Una de las primeras defensas del argentimedio es no leer los diarios. “Ni quiero enterarme”, dice. “Leo la primera plana y listo, después salto a deportes o espectáculos.” “¿Total para qué? ¿Vas a cambiar algo?” Sin embargo, sordamente, el argentimedio sabe que están ocurriendo cosas terribles en las páginas dos y tres y cuatro de los diarios. Sabe, también, que no enterarse es peor. Que no enterarse genera angustia. Que la angustia corroe el alma y las arterias. Y que el gran enemigo del argentimedio –el infarto de miocradio– acecha. Porque es así: el argentimedio no se muere de cáncer, se muere del corazón. Lo mata el efecto Tequila. O el efecto banana. Lo mata la certeza de saber que todo lo que tiene es momentáneo. Que puede esfumarse, volatilizarse en cualquier momento. Que basta un golpe de mercado, un capricho de las bolsas, de los vaivenes del capital financiero, para perderlo todo.

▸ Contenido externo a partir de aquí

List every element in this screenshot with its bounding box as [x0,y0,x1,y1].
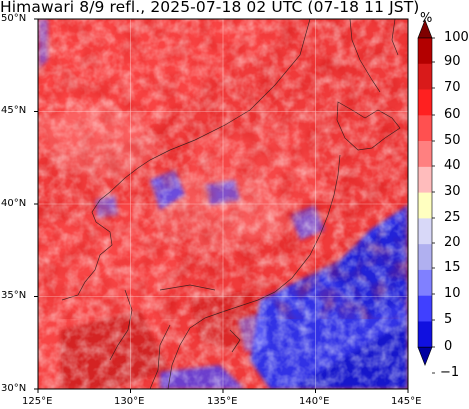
colorbar-segment [418,38,432,65]
map-area [38,19,408,389]
lat-label-35: 35°N [1,290,27,301]
colorbar-tick-label: 60 [444,107,461,122]
colorbar-tick-label: −1 [440,365,460,380]
colorbar-tick-label: 25 [444,210,461,225]
colorbar-tick-label: 20 [444,235,461,250]
colorbar-tick-label: 0 [444,339,453,354]
colorbar-segment [418,192,432,219]
colorbar-segment [418,141,432,168]
lat-label-40: 40°N [1,198,27,209]
lon-label-130: 130°E [114,396,145,407]
colorbar-segment [418,89,432,116]
colorbar-tick-label: 50 [444,133,461,148]
colorbar-extend-min [417,346,433,367]
colorbar-tick-label: 100 [444,30,469,45]
lon-label-145: 145°E [391,396,422,407]
lat-label-50: 50°N [1,13,27,24]
lat-label-30: 30°N [1,383,27,394]
colorbar-segment [418,166,432,193]
colorbar-tick-label: 90 [444,54,461,69]
colorbar-segment [418,321,432,348]
lon-label-125: 125°E [22,396,53,407]
colorbar-tick-label: 70 [444,80,461,95]
colorbar [417,19,435,374]
map-title: Himawari 8/9 refl., 2025-07-18 02 UTC (0… [0,0,420,16]
colorbar-segment [418,295,432,322]
lat-label-45: 45°N [1,105,27,116]
lon-label-135: 135°E [207,396,238,407]
colorbar-tick-label: 40 [444,158,461,173]
colorbar-tick-label: 30 [444,184,461,199]
lon-label-140: 140°E [299,396,330,407]
colorbar-tick-label: 15 [444,260,461,275]
colorbar-tick-label: 10 [444,286,461,301]
colorbar-tick-label: 5 [444,312,453,327]
colorbar-unit: % [420,11,433,26]
colorbar-segment [418,244,432,271]
colorbar-segment [418,269,432,296]
colorbar-segment [418,63,432,90]
colorbar-segment [418,115,432,142]
colorbar-segment [418,218,432,245]
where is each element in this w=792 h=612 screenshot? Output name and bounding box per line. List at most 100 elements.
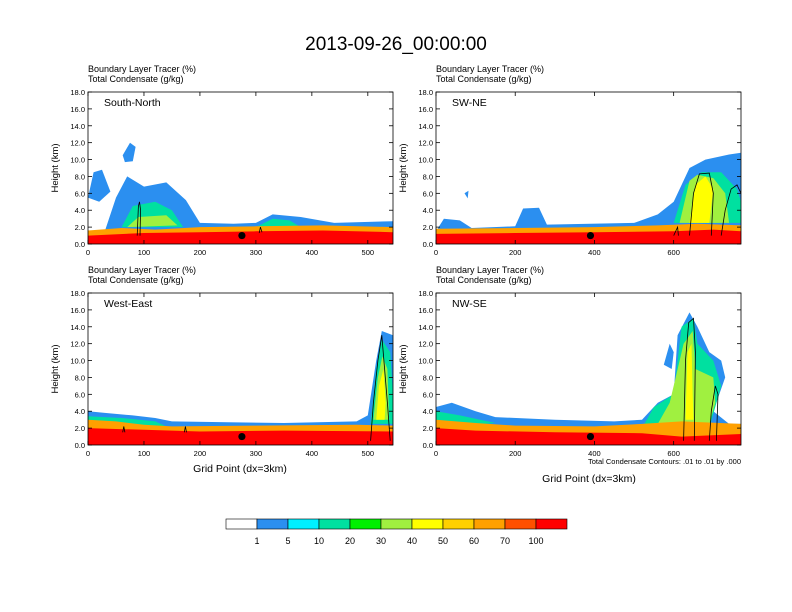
x-tick-label: 300 xyxy=(250,248,263,257)
y-tick-label: 8.0 xyxy=(423,172,433,181)
y-tick-label: 12.0 xyxy=(418,340,433,349)
shaded-region-level-1 xyxy=(104,176,393,232)
shaded-field xyxy=(88,331,393,445)
x-tick-label: 300 xyxy=(250,449,263,458)
shaded-region-level-1 xyxy=(88,331,393,429)
colorbar-swatch xyxy=(473,518,506,530)
colorbar-label: 100 xyxy=(528,536,543,546)
shaded-region-level-6 xyxy=(376,369,386,420)
panel-label-line1: Boundary Layer Tracer (%) xyxy=(436,265,544,275)
shaded-region-level-1 xyxy=(436,312,741,429)
y-tick-label: 16.0 xyxy=(418,105,433,114)
x-tick-label: 0 xyxy=(434,449,438,458)
shaded-region-level-1 xyxy=(464,190,469,199)
panel-label-line2: Total Condensate (g/kg) xyxy=(88,74,184,84)
x-axis-label: Grid Point (dx=3km) xyxy=(542,473,636,485)
shaded-region-level-6 xyxy=(685,343,694,420)
y-tick-label: 8.0 xyxy=(423,373,433,382)
y-tick-label: 0.0 xyxy=(75,441,85,450)
y-tick-label: 0.0 xyxy=(75,240,85,249)
x-tick-label: 400 xyxy=(306,248,319,257)
location-marker xyxy=(586,432,595,441)
x-tick-label: 600 xyxy=(667,248,680,257)
condensate-contour xyxy=(673,225,679,236)
colorbar-swatch xyxy=(504,518,537,530)
panel-label-line1: Boundary Layer Tracer (%) xyxy=(436,64,544,74)
y-tick-label: 12.0 xyxy=(418,139,433,148)
x-tick-label: 100 xyxy=(138,248,151,257)
panel-label-line2: Total Condensate (g/kg) xyxy=(436,275,532,285)
shaded-region-level-1 xyxy=(436,152,741,232)
condensate-contour xyxy=(258,226,263,234)
shaded-region-level-1 xyxy=(122,142,136,163)
colorbar-label: 30 xyxy=(376,536,386,546)
y-axis-label: Height (km) xyxy=(50,143,61,192)
y-tick-label: 10.0 xyxy=(70,357,85,366)
y-tick-label: 14.0 xyxy=(418,323,433,332)
x-tick-label: 200 xyxy=(509,449,522,458)
y-tick-label: 6.0 xyxy=(423,189,433,198)
condensate-contour xyxy=(136,201,142,236)
panel-title: NW-SE xyxy=(452,298,487,310)
colorbar-label: 50 xyxy=(438,536,448,546)
y-tick-label: 14.0 xyxy=(70,122,85,131)
x-tick-label: 0 xyxy=(86,248,90,257)
colorbar-swatch xyxy=(442,518,475,530)
shaded-field xyxy=(436,312,741,445)
x-axis-label: Grid Point (dx=3km) xyxy=(193,463,287,475)
y-tick-label: 10.0 xyxy=(418,156,433,165)
shaded-region-level-5 xyxy=(127,215,178,228)
y-tick-label: 0.0 xyxy=(423,441,433,450)
y-tick-label: 8.0 xyxy=(75,172,85,181)
panel-west-east: Boundary Layer Tracer (%) Total Condensa… xyxy=(50,265,394,475)
shaded-region-level-1 xyxy=(663,343,674,369)
y-tick-label: 8.0 xyxy=(75,373,85,382)
colorbar-label: 5 xyxy=(285,536,290,546)
x-tick-label: 0 xyxy=(434,248,438,257)
plot-area: 0.0 2.0 4.0 6.0 8.0 10.0 12.0 14.0 16.0 18.0 0 100 2… xyxy=(70,289,393,458)
y-tick-label: 6.0 xyxy=(75,189,85,198)
plot-frame xyxy=(435,91,742,245)
colorbar-label: 1 xyxy=(254,536,259,546)
shaded-region-level-1 xyxy=(88,169,111,202)
condensate-contour xyxy=(183,426,187,433)
shaded-field xyxy=(436,152,741,244)
colorbar-swatch xyxy=(318,518,351,530)
y-tick-label: 14.0 xyxy=(70,323,85,332)
x-tick-label: 100 xyxy=(138,449,151,458)
plot-frame xyxy=(87,91,394,245)
y-tick-label: 12.0 xyxy=(70,139,85,148)
colorbar-swatch xyxy=(535,518,568,530)
x-tick-label: 200 xyxy=(509,248,522,257)
colorbar: 1 5 10 20 30 40 50 60 70 100 xyxy=(225,518,568,546)
location-marker xyxy=(238,231,246,240)
y-tick-label: 16.0 xyxy=(70,306,85,315)
y-tick-label: 14.0 xyxy=(418,122,433,131)
colorbar-swatch xyxy=(411,518,444,530)
condensate-contour xyxy=(720,184,741,236)
location-marker xyxy=(586,231,595,240)
panel-label-line2: Total Condensate (g/kg) xyxy=(88,275,184,285)
condensate-contour xyxy=(122,426,126,433)
y-tick-label: 2.0 xyxy=(75,223,85,232)
x-tick-label: 200 xyxy=(194,449,207,458)
panel-south-north: Boundary Layer Tracer (%) Total Condensa… xyxy=(50,64,394,257)
colorbar-swatch xyxy=(287,518,320,530)
condensate-contour xyxy=(708,385,719,441)
colorbar-label: 20 xyxy=(345,536,355,546)
y-axis-label: Height (km) xyxy=(398,143,409,192)
x-tick-label: 200 xyxy=(194,248,207,257)
shaded-field xyxy=(88,142,393,244)
x-tick-label: 500 xyxy=(362,449,375,458)
y-tick-label: 4.0 xyxy=(423,407,433,416)
y-axis-label: Height (km) xyxy=(50,344,61,393)
panel-label-line1: Boundary Layer Tracer (%) xyxy=(88,64,196,74)
condensate-contour xyxy=(370,335,391,441)
y-tick-label: 0.0 xyxy=(423,240,433,249)
colorbar-label: 70 xyxy=(500,536,510,546)
x-tick-label: 0 xyxy=(86,449,90,458)
shaded-region-level-3 xyxy=(255,218,301,228)
colorbar-swatch xyxy=(256,518,289,530)
y-tick-label: 4.0 xyxy=(423,206,433,215)
panel-nw-se: Boundary Layer Tracer (%) Total Condensa… xyxy=(398,265,742,485)
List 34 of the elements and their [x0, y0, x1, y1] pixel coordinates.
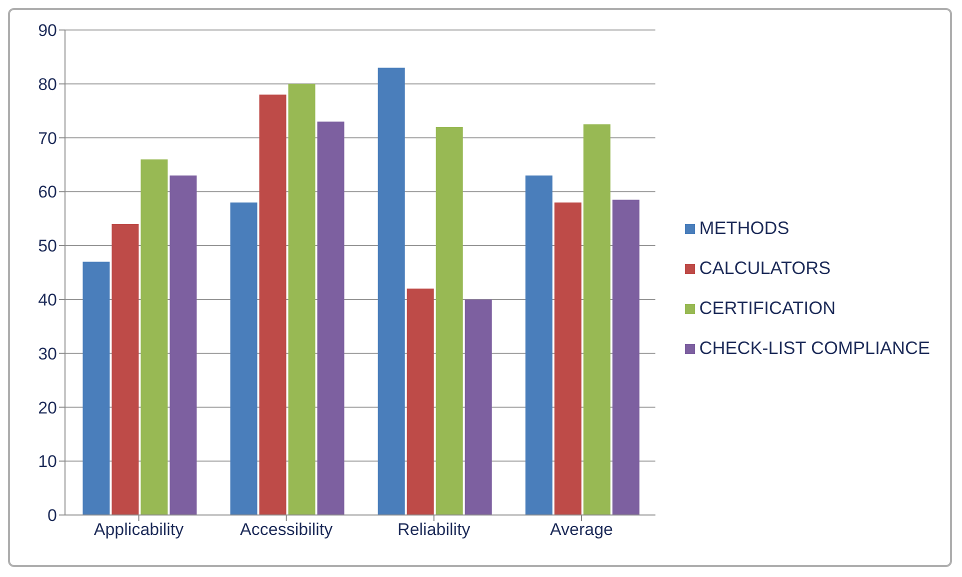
- bar: [554, 202, 582, 515]
- bar: [230, 202, 258, 515]
- y-tick-label: 10: [38, 452, 57, 472]
- x-tick-label: Reliability: [398, 520, 471, 540]
- bar: [464, 299, 492, 515]
- x-tick-label: Applicability: [94, 520, 184, 540]
- bar: [170, 176, 197, 515]
- y-tick-label: 40: [38, 290, 57, 310]
- bar: [436, 127, 463, 515]
- bar: [112, 224, 139, 515]
- legend-label: METHODS: [699, 218, 790, 238]
- y-tick-label: 80: [38, 74, 57, 94]
- y-tick-label: 20: [38, 398, 57, 418]
- legend-label: CERTIFICATION: [699, 298, 836, 318]
- y-tick-label: 60: [38, 182, 57, 202]
- y-tick-label: 70: [38, 128, 57, 148]
- bar: [82, 262, 110, 515]
- x-tick-label: Accessibility: [240, 520, 334, 540]
- bar: [140, 159, 168, 515]
- y-tick-label: 90: [38, 21, 57, 40]
- y-tick-label: 30: [38, 344, 57, 364]
- x-tick-label: Average: [550, 520, 614, 540]
- legend-label: CHECK-LIST COMPLIANCE: [699, 338, 930, 358]
- bar: [259, 94, 286, 515]
- legend-label: CALCULATORS: [699, 258, 831, 278]
- bar: [378, 68, 405, 515]
- bar: [406, 288, 434, 515]
- bar: [583, 124, 610, 515]
- y-tick-label: 0: [48, 506, 57, 526]
- y-tick-label: 50: [38, 236, 57, 256]
- bar: [612, 200, 640, 515]
- bar: [525, 176, 552, 515]
- bar: [288, 84, 316, 515]
- bar: [317, 122, 344, 515]
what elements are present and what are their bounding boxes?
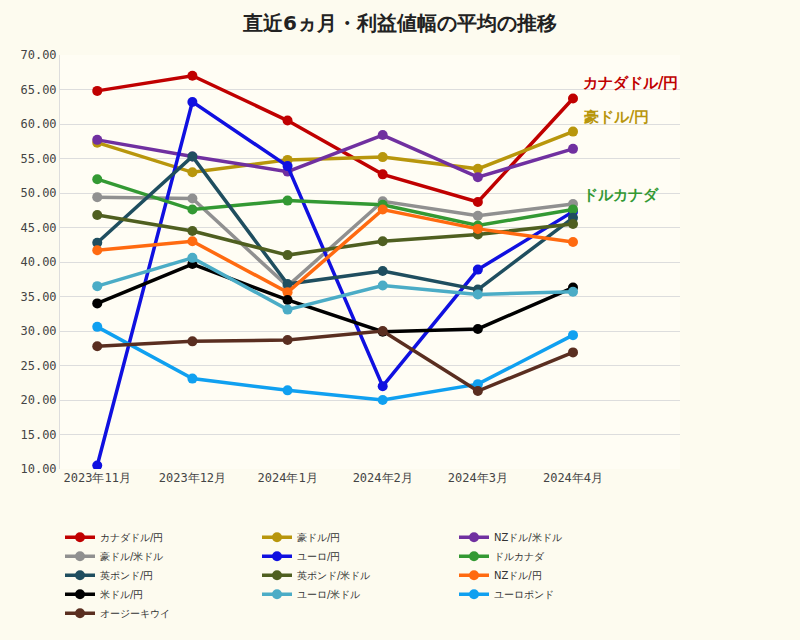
svg-text:30.00: 30.00 bbox=[20, 324, 56, 338]
svg-text:25.00: 25.00 bbox=[20, 359, 56, 373]
svg-text:2024年2月: 2024年2月 bbox=[353, 471, 413, 485]
svg-text:ユーロポンド: ユーロポンド bbox=[494, 589, 554, 600]
svg-text:米ドル/円: 米ドル/円 bbox=[100, 589, 143, 600]
svg-text:20.00: 20.00 bbox=[20, 393, 56, 407]
svg-text:カナダドル/円: カナダドル/円 bbox=[583, 74, 678, 92]
svg-text:NZドル/円: NZドル/円 bbox=[494, 570, 542, 581]
svg-text:2023年12月: 2023年12月 bbox=[159, 471, 226, 485]
svg-text:カナダドル/円: カナダドル/円 bbox=[100, 532, 163, 543]
svg-text:ユーロ/円: ユーロ/円 bbox=[297, 551, 340, 562]
svg-text:オージーキウイ: オージーキウイ bbox=[100, 608, 170, 619]
svg-text:10.00: 10.00 bbox=[20, 462, 56, 476]
svg-text:NZドル/米ドル: NZドル/米ドル bbox=[494, 532, 562, 543]
svg-text:直近6ヵ月・利益値幅の平均の推移: 直近6ヵ月・利益値幅の平均の推移 bbox=[242, 11, 557, 35]
svg-text:ドルカナダ: ドルカナダ bbox=[494, 551, 545, 562]
svg-text:65.00: 65.00 bbox=[20, 83, 56, 97]
svg-text:ユーロ/米ドル: ユーロ/米ドル bbox=[297, 589, 360, 600]
svg-text:英ポンド/円: 英ポンド/円 bbox=[100, 570, 153, 581]
svg-text:40.00: 40.00 bbox=[20, 255, 56, 269]
svg-text:2023年11月: 2023年11月 bbox=[64, 471, 131, 485]
svg-text:豪ドル/米ドル: 豪ドル/米ドル bbox=[100, 551, 163, 562]
svg-text:2024年3月: 2024年3月 bbox=[448, 471, 508, 485]
svg-text:45.00: 45.00 bbox=[20, 221, 56, 235]
svg-text:35.00: 35.00 bbox=[20, 290, 56, 304]
svg-text:50.00: 50.00 bbox=[20, 186, 56, 200]
svg-text:豪ドル/円: 豪ドル/円 bbox=[583, 108, 649, 126]
svg-text:60.00: 60.00 bbox=[20, 117, 56, 131]
svg-text:15.00: 15.00 bbox=[20, 428, 56, 442]
svg-text:豪ドル/円: 豪ドル/円 bbox=[297, 532, 340, 543]
svg-text:55.00: 55.00 bbox=[20, 152, 56, 166]
svg-text:英ポンド/米ドル: 英ポンド/米ドル bbox=[297, 570, 370, 581]
svg-text:2024年4月: 2024年4月 bbox=[543, 471, 603, 485]
svg-text:70.00: 70.00 bbox=[20, 48, 56, 62]
svg-text:ドルカナダ: ドルカナダ bbox=[583, 186, 659, 204]
svg-text:2024年1月: 2024年1月 bbox=[257, 471, 317, 485]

Y entonces llega la humillación. La humillación es añadirle al miedo la certeza –nunca confesada públicamente– de que él, el argentimedio, no confía en la Alianza para salir de estos trámites caóticos, no confía en De la Rúa, ese hombre pulcro y aburrido, de escasa energía y escaso margen de gobernabilidad. El argentimedio confía en Menem, en el menemismo, que fue quien creó la convertibilidad y quien mejor sabrá defenderla. “El turco nos hizo zafar del efecto Tequila.” “Yo no lo aguanto más, pero, qué joder, sabe gobernar.” “Tiene a los banqueros con él. Si sube la Alianza vuelve la inflación.” Y, así, el argentimedio (concepto similar, equivalente al de argentimiedo) accede al último círculo de la humillación: creer que todo lo que tiene lo tiene por Menem y creer que sólo Menem (el detestado, burdo, farandulesco pero necesario Menem) podrá salvárselo.